The Kandal Provincial Court on Wednesday charged a Cambodia National Rescue Party (CNRP) supporter with intentional violence following a clash between CPP and CNRP supporters.
Bun Sokhorn, 31, is being held in pretrial detention after Monday’s clash, which occurred when the rival campaign groups crossed paths in Kompong Os commune, Ponhea Leu district, around midday, and scuffled, leaving three people injured.
“The prosecutor charged Bun Sokhorn with intentional violence and he was placed in pretrial detention,” provincial police chief Im Chamroeun said.
“We didn’t know if he was a member of the CPP or CNRP. We arrested him because he was involved in violence and injured people,” the police chief said.
Ponhea Leu district police chief Seng Srang said his officers arrested Mr. Sokhorn after it was alleged that he fought with CPP supporters in the clash. “We arrested Mr. Sokhorn [Wednesday] morning on allegations that he caused injury to a CPP activist,” Mr. Srang said.
The CPP supporter, who police did not name, claimed Mr. Sokhorn had hit him in the head—but he suffered minimal injury and was not hospitalized.
Mao Dyamang, CNRP head in Ponhea Leu district, claimed the arrest was unjust and gave his own version of what occurred Monday.
“It is an injustice for this villager who supported the CNRP to be arrested because he wasn’t involved in any violence,” he said.
Mr. Dyamang claimed that the CNRP led an election campaign rally in Kompong Os commune, which began at 7 a.m., and was peaceful until around midday, when he alleges that CPP supporters surrounded his group, threw water bottles at them and refused to let them move on.
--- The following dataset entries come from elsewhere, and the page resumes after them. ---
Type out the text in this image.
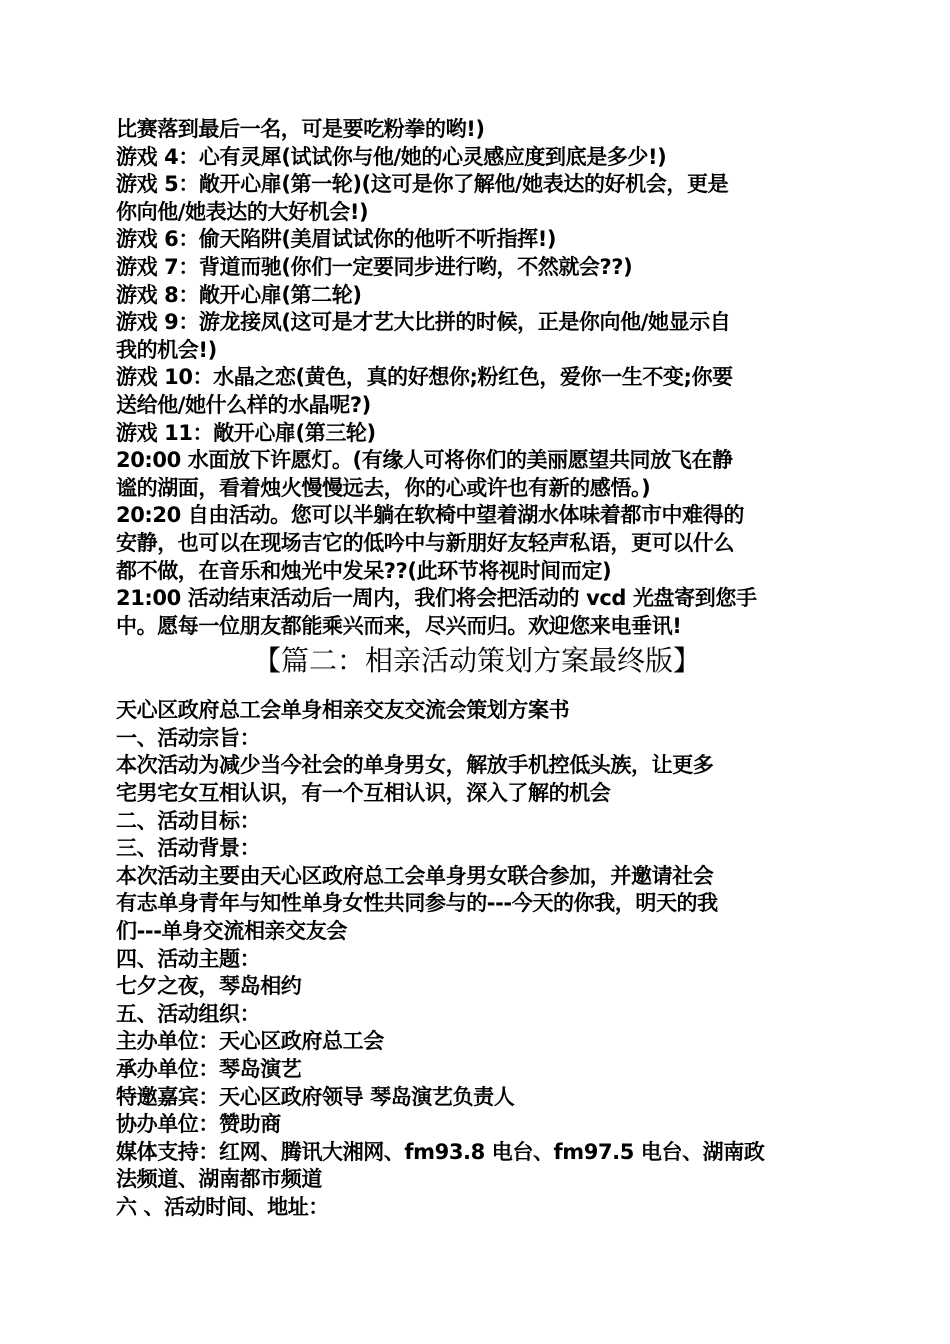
比赛落到最后一名，可是要吃粉拳的哟!)
游戏 4：心有灵犀(试试你与他/她的心灵感应度到底是多少!)
游戏 5：敞开心扉(第一轮)(这可是你了解他/她表达的好机会，更是
你向他/她表达的大好机会!)
游戏 6：偷天陷阱(美眉试试你的他听不听指挥!)
游戏 7：背道而驰(你们一定要同步进行哟，不然就会??)
游戏 8：敞开心扉(第二轮)
游戏 9：游龙接凤(这可是才艺大比拼的时候，正是你向他/她显示自
我的机会!)
游戏 10：水晶之恋(黄色，真的好想你;粉红色，爱你一生不变;你要
送给他/她什么样的水晶呢?)
游戏 11：敞开心扉(第三轮)
20:00 水面放下许愿灯。(有缘人可将你们的美丽愿望共同放飞在静
谧的湖面，看着烛火慢慢远去，你的心或许也有新的感悟。)
20:20 自由活动。您可以半躺在软椅中望着湖水体味着都市中难得的
安静，也可以在现场吉它的低吟中与新朋好友轻声私语，更可以什么
都不做，在音乐和烛光中发呆??(此环节将视时间而定)
21:00 活动结束活动后一周内，我们将会把活动的 vcd 光盘寄到您手
中。愿每一位朋友都能乘兴而来，尽兴而归。欢迎您来电垂讯!
【篇二：相亲活动策划方案最终版】
天心区政府总工会单身相亲交友交流会策划方案书
一、活动宗旨：
本次活动为减少当今社会的单身男女，解放手机控低头族，让更多
宅男宅女互相认识，有一个互相认识，深入了解的机会
二、活动目标：
三、活动背景：
本次活动主要由天心区政府总工会单身男女联合参加，并邀请社会
有志单身青年与知性单身女性共同参与的---今天的你我，明天的我
们---单身交流相亲交友会
四、活动主题：
七夕之夜，琴岛相约
五、活动组织：
主办单位：天心区政府总工会
承办单位：琴岛演艺
特邀嘉宾：天心区政府领导 琴岛演艺负责人
协办单位：赞助商
媒体支持：红网、腾讯大湘网、fm93.8 电台、fm97.5 电台、湖南政
法频道、湖南都市频道
六 、活动时间、地址：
“Members of the CPP in Ponhea Leu district always disrupt the CNRP when we hold an election campaign,” he said. “They came to fight us.”
District governor Tong Sivmy denied that the CPP caused the disruption. “It is not true that CPP activists used violence against CNRP supporters,” he said. “The CNRP supporters threw bottles of water and gathered to fight the CPP activists.”
National Election Committee Secretary-General Tep Nytha said the NEC had received 317 complaints related to similar campaign disruptions, but that only 10 of those had involved violence.